Albarracín demandó serenidad a las organizaciones sociales y sindicales que mañana pretenden cercar la plaza donde se encuentra la sede del Legislativo, en coincidencia con la reanudación de las sesiones en el hemiciclo tras doce días de receso.

"Es imprescindible que los sectores sociales que están planteando sus reclamaciones den la oportunidad a que el Parlamento haga viables sus demandas", manifestó.

Los campesinos andinos y de los valles, los más numerosos en las marchas registradas la semana anterior, volverán a protestar hoy acompañados de los maestros, que mantienen un paro de siete días, y otros sectores sindicales y sociales, como los mineros.

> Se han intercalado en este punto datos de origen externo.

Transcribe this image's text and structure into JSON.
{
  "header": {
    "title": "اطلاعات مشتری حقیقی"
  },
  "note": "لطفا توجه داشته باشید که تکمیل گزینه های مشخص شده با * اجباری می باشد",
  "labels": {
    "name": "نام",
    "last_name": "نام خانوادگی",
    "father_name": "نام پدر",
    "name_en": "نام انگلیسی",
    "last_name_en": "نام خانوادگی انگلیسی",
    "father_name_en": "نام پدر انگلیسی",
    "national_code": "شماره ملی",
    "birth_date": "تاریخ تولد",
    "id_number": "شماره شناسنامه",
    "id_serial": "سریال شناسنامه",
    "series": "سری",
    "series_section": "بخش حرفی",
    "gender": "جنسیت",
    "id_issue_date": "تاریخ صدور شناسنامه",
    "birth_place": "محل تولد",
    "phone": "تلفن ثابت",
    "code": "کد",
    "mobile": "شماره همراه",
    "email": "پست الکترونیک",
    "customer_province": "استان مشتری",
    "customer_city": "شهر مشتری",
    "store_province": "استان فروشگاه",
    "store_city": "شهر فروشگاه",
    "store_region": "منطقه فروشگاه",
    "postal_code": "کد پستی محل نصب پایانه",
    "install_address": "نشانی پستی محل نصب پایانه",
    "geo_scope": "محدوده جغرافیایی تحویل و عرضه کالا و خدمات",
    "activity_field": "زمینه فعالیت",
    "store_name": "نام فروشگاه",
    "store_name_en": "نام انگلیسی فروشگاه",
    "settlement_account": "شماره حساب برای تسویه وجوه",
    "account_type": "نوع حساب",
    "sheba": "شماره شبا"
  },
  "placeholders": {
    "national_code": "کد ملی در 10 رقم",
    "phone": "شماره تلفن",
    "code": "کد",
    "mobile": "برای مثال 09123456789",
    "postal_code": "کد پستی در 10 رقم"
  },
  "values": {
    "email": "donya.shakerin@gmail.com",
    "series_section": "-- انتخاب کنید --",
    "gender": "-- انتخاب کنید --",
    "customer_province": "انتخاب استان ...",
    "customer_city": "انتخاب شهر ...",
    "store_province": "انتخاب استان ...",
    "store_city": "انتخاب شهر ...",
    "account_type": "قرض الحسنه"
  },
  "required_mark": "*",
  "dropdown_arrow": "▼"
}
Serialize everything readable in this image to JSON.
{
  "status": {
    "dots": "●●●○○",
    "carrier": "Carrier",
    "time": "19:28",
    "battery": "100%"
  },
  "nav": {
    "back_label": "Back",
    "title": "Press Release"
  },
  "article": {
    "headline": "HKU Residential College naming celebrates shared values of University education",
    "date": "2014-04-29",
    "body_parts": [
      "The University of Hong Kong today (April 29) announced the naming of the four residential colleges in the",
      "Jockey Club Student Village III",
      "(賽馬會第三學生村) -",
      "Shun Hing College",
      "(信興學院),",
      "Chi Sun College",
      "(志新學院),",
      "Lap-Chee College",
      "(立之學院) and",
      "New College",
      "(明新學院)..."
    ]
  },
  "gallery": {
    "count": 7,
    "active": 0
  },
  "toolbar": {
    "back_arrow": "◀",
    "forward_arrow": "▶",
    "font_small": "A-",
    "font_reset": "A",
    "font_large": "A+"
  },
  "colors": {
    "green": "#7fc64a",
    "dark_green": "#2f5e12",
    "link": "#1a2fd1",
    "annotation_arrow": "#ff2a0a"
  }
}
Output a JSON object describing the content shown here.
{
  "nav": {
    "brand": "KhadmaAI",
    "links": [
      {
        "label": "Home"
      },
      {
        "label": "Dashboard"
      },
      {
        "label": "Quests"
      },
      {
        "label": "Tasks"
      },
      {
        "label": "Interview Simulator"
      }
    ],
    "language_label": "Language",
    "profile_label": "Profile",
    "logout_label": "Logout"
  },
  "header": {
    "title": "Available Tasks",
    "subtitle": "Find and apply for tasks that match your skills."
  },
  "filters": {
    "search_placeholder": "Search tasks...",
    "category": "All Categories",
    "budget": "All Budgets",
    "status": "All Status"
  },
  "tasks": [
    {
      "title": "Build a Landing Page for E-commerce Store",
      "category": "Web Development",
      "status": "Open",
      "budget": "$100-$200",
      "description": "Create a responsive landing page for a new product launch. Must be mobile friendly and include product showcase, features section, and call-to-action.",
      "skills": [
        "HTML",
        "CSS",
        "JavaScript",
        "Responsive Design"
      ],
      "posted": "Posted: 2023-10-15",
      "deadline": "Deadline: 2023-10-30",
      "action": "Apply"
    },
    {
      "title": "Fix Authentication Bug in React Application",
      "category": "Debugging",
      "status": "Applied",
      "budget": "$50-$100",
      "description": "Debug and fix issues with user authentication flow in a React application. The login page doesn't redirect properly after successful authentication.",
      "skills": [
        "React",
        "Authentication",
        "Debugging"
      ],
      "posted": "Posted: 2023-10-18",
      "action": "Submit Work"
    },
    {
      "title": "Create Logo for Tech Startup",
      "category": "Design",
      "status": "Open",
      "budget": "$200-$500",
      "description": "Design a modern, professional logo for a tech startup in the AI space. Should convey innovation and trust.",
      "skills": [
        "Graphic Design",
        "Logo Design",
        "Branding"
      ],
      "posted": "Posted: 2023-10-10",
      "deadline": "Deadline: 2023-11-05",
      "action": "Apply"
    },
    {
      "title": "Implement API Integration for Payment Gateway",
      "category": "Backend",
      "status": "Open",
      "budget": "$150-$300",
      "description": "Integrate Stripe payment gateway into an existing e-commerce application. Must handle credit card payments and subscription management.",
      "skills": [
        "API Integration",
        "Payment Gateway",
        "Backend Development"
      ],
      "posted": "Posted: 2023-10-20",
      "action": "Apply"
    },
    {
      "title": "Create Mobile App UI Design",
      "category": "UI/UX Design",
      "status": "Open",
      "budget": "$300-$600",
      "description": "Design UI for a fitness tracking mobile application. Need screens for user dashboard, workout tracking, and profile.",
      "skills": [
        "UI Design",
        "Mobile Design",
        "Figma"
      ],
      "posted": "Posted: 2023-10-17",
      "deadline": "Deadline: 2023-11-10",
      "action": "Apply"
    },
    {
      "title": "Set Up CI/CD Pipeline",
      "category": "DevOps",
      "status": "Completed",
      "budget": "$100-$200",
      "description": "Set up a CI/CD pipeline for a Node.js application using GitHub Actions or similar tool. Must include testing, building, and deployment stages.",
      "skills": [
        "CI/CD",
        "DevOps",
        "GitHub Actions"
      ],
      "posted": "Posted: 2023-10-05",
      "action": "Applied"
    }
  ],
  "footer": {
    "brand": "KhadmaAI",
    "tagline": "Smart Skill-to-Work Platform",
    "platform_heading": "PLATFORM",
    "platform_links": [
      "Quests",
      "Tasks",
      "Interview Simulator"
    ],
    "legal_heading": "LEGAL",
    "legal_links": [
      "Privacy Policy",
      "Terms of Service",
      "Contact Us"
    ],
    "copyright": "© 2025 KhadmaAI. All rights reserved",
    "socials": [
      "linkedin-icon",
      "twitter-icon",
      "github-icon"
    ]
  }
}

Los agricultores han amenazado además con bloquear las carreteras del país a partir del miércoles si el Congreso no aprueba una ley de convocatoria de la Asamblea Constituyente.

Huelga general

Por su parte, los vecinos de la población colindante de El Alto retomarán una huelga general con la que pretenden bloquear el paso desde la sede del gobierno al resto del país, y mañana descenderán al valle de La Paz para unirse a los otros sectores.

Estas amenazas apuntan a agravar la situación en un país que la semana pasada atravesó por un intenso proceso de desestabilización, con rumores de golpe de Estado y un pronunciamiento militar rebelde que fue rechazado y desacreditado por las Fuerzas Armadas.

El ministro de Gobierno (Interior), Saúl Lara, admitió ayer que en los últimos días "el pueblo boliviano vivió el más serio intento de conspiración para derrocar al gobierno de Carlos Mesa".

En una entrevista con el diario La Prensa, Lara manifestó que hay "sectores que persiguen la interrupción del juicio en contra de los anteriores gobernantes", cuyos partidos controlan aún el Congreso.

De esta forma aludió a la petición que analiza la Corte Suprema de Justicia para procesar al ex presidente Gonzalo Sánchez de Lozada (2002-2003) y sus ministros por la convulsión que puso fin a su gestión y permitió a Carlos Mesa asumir el poder por sucesión constitucional.

El ministro garantizó una vez más que el Ejecutivo impondrá los mecanismos que le da la Constitución para permitir que las instituciones democráticas funcionen con normalidad, aunque anteponiendo el diálogo sobre la represión, opción que es criticada por los sectores más conservadores.

Sin representación parlamentaria

Con la excepción de una veintena de parlamentarios de un grupo que se ha denominado a sí mismo la "bancada patriótica", el gobierno de Mesa carece de representación parlamentaria y su rol en la crisis se ha limitado a contener a los manifestantes y a plantear escenarios de diálogo que no han prosperado.

Por tanto, el papel más complicado recae ahora en el Legislativo, que debe responder a las protestas sociales en La Paz y a las presiones de los líderes del departamento oriental de Santa Cruz, la más pujante del país y que aspira a fijar un régimen autonómico en su territorio.

El Comité Pro Santa Cruz, aglutinador de las demandas regionalistas, reiteró el domingo su intención de convocar sin respaldo legal a un referéndum sobre autonomías en caso de que los legisladores no satisfagan un plan avalado por la recogida del número necesario de firmas para llevar adelante la consulta popular.

Esta posibilidad es vista con recelo por los sindicatos que se manifiestan en La Paz y El Alto, partidarios de que la cuestión sea debatida en el marco de la Asamblea Constituyente.